So all these years, you had it in the back of your mind that you wanted to make a film?

– Yeah… and that moment of clarity was like a fire being lit beneath me. It basically propelled me forward through my fear and through my anxiety to make Black Rainbow.

Are you feeling all right now?

– Yeah, I am all right. I’m very happy that people are responding to Mandy.

“I mean what is that? What is an imaginary film?”

The story of “Mandy” is set in the year 1983. The reason for this is not the fashionable Hollywood-turns-a-buck-on-nostalgia-trip we've seen since “Stranger Things” exploded in every home. For Panos, it's way more personal.

– The original concept that spun both of these movies out, was this memory of being in a video store as a kid and looking at the horror films I weren’t allowed to watch. Reading the description and imagining what the film would be like. I remember that and the idea of an imaginary film fascinates me. I mean what is that? What is an imaginary film?

So in an alternative version of 1983, you would be looking at the covers of Black Rainbow and Mandy?

– Yeah, 1983 for me is a signifier for this sort of imaginary world where these films exist. Movies that only exists in one’s imagination.

Nicolas Cage is really great in Mandy, I haven’t seen him this on spot in years. Was the role written for him?  

– Once he finally agreed to play Red, I rewrote a bunch of it with him in mind. I didn’t want to squander the opportunity of being able to utilize Nicolas Cage [laughs hard]. I’m really proud of his performance. I think it’s one of the more interesting parts he's played.

“I almost started to see Jeremiah as a weird hybrid of Mike Pence and Trump”

The cult leader Jeremiah in Mandy by filmmaker Panos Cosmatos.
The cult leader Jeremiah in Mandy. Photo: UIP.

Another great part is Linus Roache as the cult leader Jeremiah. There are some similarities between Jeremiah and Charles Manson. He refers to his victims as pigs and is a musician leading a hippie cult. Coincidentally or not?

– I feel like a lot of cult leaders have similarities between them, but yeah, there's definitely some Manson in there. With Jeremiah, I was drawing from a lot of different sources, read a lot about cults and stuff. As we got closer to film production, it happened to coincide with Donald Trump getting voted into office… and I almost started to see Jeremiah as a weird hybrid of Mike Pence and Trump. Like they merged into one person of religious fanaticism and delusional egomania.

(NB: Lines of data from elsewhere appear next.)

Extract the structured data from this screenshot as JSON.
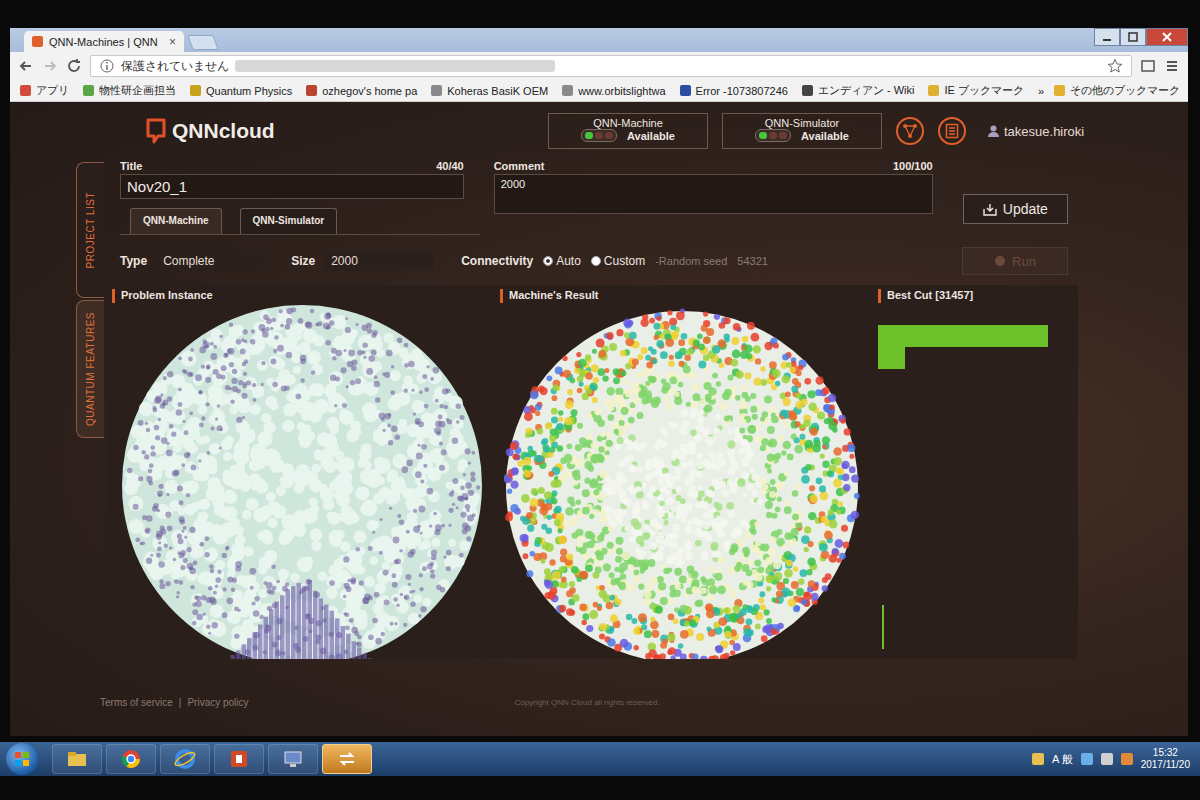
{
  "browser": {
    "tab": {
      "title": "QNN-Machines | QNN",
      "close": "×"
    },
    "address": {
      "security": "保護されていません"
    },
    "bookmarks": [
      {
        "label": "アプリ",
        "color": "#d24a3a"
      },
      {
        "label": "物性研企画担当",
        "color": "#5aa546"
      },
      {
        "label": "Quantum Physics",
        "color": "#c9a21c"
      },
      {
        "label": "ozhegov's home pa",
        "color": "#b8462e"
      },
      {
        "label": "Koheras BasiK OEM",
        "color": "#8a8a8a"
      },
      {
        "label": "www.orbitslightwa",
        "color": "#8a8a8a"
      },
      {
        "label": "Error -1073807246",
        "color": "#2a4fa0"
      },
      {
        "label": "エンディアン - Wiki",
        "color": "#444444"
      },
      {
        "label": "IE ブックマーク",
        "color": "#e0b030"
      }
    ],
    "overflow": "»",
    "other_bookmarks": "その他のブックマーク"
  },
  "app": {
    "logo": "QNNcloud",
    "statuses": [
      {
        "name": "QNN-Machine",
        "status": "Available",
        "lights": [
          true,
          false,
          false
        ]
      },
      {
        "name": "QNN-Simulator",
        "status": "Available",
        "lights": [
          true,
          false,
          false
        ]
      }
    ],
    "user": "takesue.hiroki",
    "side_tabs": [
      {
        "label": "PROJECT LIST",
        "selected": false
      },
      {
        "label": "QUANTUM FEATURES",
        "selected": true
      }
    ],
    "form": {
      "title": {
        "label": "Title",
        "counter": "40/40",
        "value": "Nov20_1"
      },
      "comment": {
        "label": "Comment",
        "counter": "100/100",
        "value": "2000"
      },
      "update": "Update"
    },
    "machine_tabs": [
      {
        "label": "QNN-Machine",
        "selected": true
      },
      {
        "label": "QNN-Simulator",
        "selected": false
      }
    ],
    "params": {
      "type": {
        "label": "Type",
        "value": "Complete"
      },
      "size": {
        "label": "Size",
        "value": "2000"
      },
      "connectivity": {
        "label": "Connectivity",
        "options": [
          {
            "label": "Auto",
            "selected": true
          },
          {
            "label": "Custom",
            "selected": false
          }
        ],
        "seed_label": "-Random seed",
        "seed": "54321"
      },
      "run": {
        "label": "Run",
        "disabled": true
      }
    },
    "panels": {
      "problem": {
        "title": "Problem Instance",
        "histogram": [
          2,
          3,
          4,
          5,
          6,
          8,
          10,
          13,
          16,
          20,
          24,
          28,
          33,
          38,
          43,
          48,
          52,
          56,
          58,
          60,
          58,
          62,
          55,
          50,
          46,
          42,
          37,
          32,
          27,
          22,
          18,
          14,
          11,
          9,
          7,
          5,
          4,
          3,
          2,
          2
        ]
      },
      "result": {
        "title": "Machine's Result"
      },
      "best_cut": {
        "title": "Best Cut [31457]",
        "bars": [
          1.0,
          0.16
        ]
      }
    },
    "footer": {
      "links": [
        "Terms of service",
        "Privacy policy"
      ],
      "separator": "|",
      "copyright": "Copyright QNN Cloud all rights reserved."
    }
  },
  "taskbar": {
    "apps": [
      {
        "kind": "folder",
        "active": false
      },
      {
        "kind": "chrome",
        "active": false
      },
      {
        "kind": "ie",
        "active": false
      },
      {
        "kind": "powerpoint",
        "active": false
      },
      {
        "kind": "monitor",
        "active": false
      },
      {
        "kind": "switch",
        "active": true
      }
    ],
    "ime": "A 般",
    "time": "15:32",
    "date": "2017/11/20"
  }
}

Mandy’s hypnotic synth and guitar-driven soundtrack is made by the late Icelandic composer Jóhann Jóhannsson. A worthy final note from one of the most interesting composers of modern times. In one scene, the character Mandy is reading a book called “Seeker of the Serpents Eye” and the score in that scene has the same title. I was curious about how Panos worked with Jóhansson during the filmmaking.

– Jóhann made sketches early on from a playlist I gave him. But he didn’t jump into the deep end of heavy lifting until we were in the second phase of editing and provided him a rough cut. He went away and started generating tracks. And when we went through our final edit he refined them and refined them.

“Maybe I’ll make a movie where Elijah Wood plays every character”

“The Lord of the Rings” star Elijah Wood has had a really fascinating career since the closure of the trilogy. Instead of making new grand-scale blockbusters, he's focusing on small indie films, mainly horrors. One of these is “Mandy”, which he is co-producing.

– I wanted to make sure that whomever I worked with on my next film, would nurture and protect it. I had heard so many horror stories from directors being bent over the barrel for ridiculous reasons. I was very cautious about whom to engage with. Elijah saw Black Rainbow in L.A., came to me and said that he wanted to work together. He’s just a real fan of horror films and genre films in general. All the producers of Mandy are so genuine. And they were true to their word. They protected the film for all those years. I would love to work with them again

Maybe Elijah Wood wili star in the next one?

– Maybe I’ll make a movie where Elijah Wood plays every character [bursts out laughing].

With that, we thank Panos Cosmatos for the talk. Of course, we hope that it won't be another eight years until his next film, and that Panos uses his idea of having Elijah Wood to play every character. If you haven't seen Mandy yet, do it. You're in for a treat.